Publié le 13 août 2026, ce décret modifie les conditions d'exercice du transport sanitaire bariatrique et du transport de personnes à mobilité réduite. Pour les médecins coordonnateurs et les directions d'EHPAD, il redessine les marges de manœuvre disponibles pour organiser les transferts de résidents vers les rendez-vous médicaux, les hospitalisations et les consultations spécialisées. Deux volets aux calendriers distincts se dessinent : l'un s'applique dès maintenant, l'autre entrera en vigueur plus tard.

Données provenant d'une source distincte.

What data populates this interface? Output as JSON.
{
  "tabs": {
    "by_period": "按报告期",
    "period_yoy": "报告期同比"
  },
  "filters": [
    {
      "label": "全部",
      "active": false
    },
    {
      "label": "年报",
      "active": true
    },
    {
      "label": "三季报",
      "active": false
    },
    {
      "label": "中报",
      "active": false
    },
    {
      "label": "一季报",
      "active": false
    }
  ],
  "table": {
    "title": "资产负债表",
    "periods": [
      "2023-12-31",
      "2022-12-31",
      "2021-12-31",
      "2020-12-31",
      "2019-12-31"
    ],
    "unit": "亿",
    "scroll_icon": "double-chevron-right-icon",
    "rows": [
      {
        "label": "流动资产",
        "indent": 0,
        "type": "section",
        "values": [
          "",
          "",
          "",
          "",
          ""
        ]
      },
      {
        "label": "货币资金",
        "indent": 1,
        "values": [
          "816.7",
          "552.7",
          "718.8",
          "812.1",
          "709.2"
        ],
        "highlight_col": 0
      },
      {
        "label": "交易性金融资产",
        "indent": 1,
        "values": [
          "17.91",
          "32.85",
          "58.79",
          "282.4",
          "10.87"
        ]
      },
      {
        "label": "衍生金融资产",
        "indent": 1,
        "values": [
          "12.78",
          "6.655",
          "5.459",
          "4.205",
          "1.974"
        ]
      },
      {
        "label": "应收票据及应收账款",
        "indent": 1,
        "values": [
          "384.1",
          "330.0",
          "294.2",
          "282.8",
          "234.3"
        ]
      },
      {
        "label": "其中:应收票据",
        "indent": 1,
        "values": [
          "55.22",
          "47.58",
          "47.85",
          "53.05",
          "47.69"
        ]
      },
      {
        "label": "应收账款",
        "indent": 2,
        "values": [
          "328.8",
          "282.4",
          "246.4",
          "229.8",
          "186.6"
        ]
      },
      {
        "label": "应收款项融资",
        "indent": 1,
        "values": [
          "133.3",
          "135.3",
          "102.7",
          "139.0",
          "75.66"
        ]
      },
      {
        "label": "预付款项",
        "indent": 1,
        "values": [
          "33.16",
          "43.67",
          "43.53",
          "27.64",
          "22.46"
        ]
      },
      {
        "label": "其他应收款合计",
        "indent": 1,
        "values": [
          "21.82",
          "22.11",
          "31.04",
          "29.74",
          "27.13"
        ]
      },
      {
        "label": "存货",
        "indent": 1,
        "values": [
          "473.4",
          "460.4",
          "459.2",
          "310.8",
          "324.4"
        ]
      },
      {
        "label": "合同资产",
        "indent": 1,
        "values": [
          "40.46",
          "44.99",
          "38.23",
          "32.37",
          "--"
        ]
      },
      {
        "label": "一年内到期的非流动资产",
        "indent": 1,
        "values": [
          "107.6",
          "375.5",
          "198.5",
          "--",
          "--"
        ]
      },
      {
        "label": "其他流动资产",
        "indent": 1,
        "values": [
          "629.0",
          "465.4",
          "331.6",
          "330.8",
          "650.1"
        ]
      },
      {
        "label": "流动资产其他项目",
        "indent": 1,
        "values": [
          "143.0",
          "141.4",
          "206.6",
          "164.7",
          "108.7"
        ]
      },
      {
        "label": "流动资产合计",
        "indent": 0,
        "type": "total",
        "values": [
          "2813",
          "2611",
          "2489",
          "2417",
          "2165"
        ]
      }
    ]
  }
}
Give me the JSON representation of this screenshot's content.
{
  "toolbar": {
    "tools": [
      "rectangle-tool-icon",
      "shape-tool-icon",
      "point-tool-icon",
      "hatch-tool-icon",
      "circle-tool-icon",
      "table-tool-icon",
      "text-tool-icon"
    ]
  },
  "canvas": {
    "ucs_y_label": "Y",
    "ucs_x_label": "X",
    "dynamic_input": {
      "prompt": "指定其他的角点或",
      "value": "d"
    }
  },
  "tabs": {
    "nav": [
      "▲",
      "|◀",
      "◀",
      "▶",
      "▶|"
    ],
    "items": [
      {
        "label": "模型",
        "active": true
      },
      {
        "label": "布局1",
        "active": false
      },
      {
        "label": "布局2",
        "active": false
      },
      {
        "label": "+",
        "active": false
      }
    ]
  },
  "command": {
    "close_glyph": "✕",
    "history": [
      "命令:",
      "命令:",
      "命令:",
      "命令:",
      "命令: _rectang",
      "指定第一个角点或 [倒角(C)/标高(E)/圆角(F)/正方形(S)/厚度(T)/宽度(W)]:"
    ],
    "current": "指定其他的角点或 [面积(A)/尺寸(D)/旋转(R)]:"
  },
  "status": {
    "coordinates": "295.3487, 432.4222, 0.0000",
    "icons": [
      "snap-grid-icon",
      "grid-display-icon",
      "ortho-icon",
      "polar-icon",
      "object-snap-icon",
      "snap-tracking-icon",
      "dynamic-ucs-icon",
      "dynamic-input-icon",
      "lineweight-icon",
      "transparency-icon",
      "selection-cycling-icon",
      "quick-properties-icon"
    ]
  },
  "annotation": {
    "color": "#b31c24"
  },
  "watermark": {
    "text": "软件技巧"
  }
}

Le cadre légal du décret n° 2026-787
Le décret n° 2026-787 du 13 août 2026 modifie plusieurs articles réglementaires du code de la santé publique relatifs aux transports sanitaires. Il s'appuie sur ses articles L. 6311-2 et L. 6312-5 du code de la santé publique, ainsi que sur son article L. 322-5-2 du code de la sécurité sociale, qui régit la convention nationale des transporteurs sanitaires. Ce texte d'application concrétise une évolution législative antérieure, celle de la loi de financement de la sécurité sociale : Les conditions mentionnées au présent article peuvent être distinctes pour les entreprises de transport sanitaire exerçant exclusivement une activité de transport sanitaire de personnes à mobilité réduite. C'est pour mettre en œuvre ce principe que l'article L. 6312-5 du code de la santé publique est complété par un alinéa ainsi rédigé. Ce même article renvoie à un décret d'application : les conditions d'agrément de toute personne effectuant un transport sanitaire prévu à l'article L. 6312-2 devaient ainsi être précisées par voie réglementaire — c'est chose faite avec le décret du 13 août 2026.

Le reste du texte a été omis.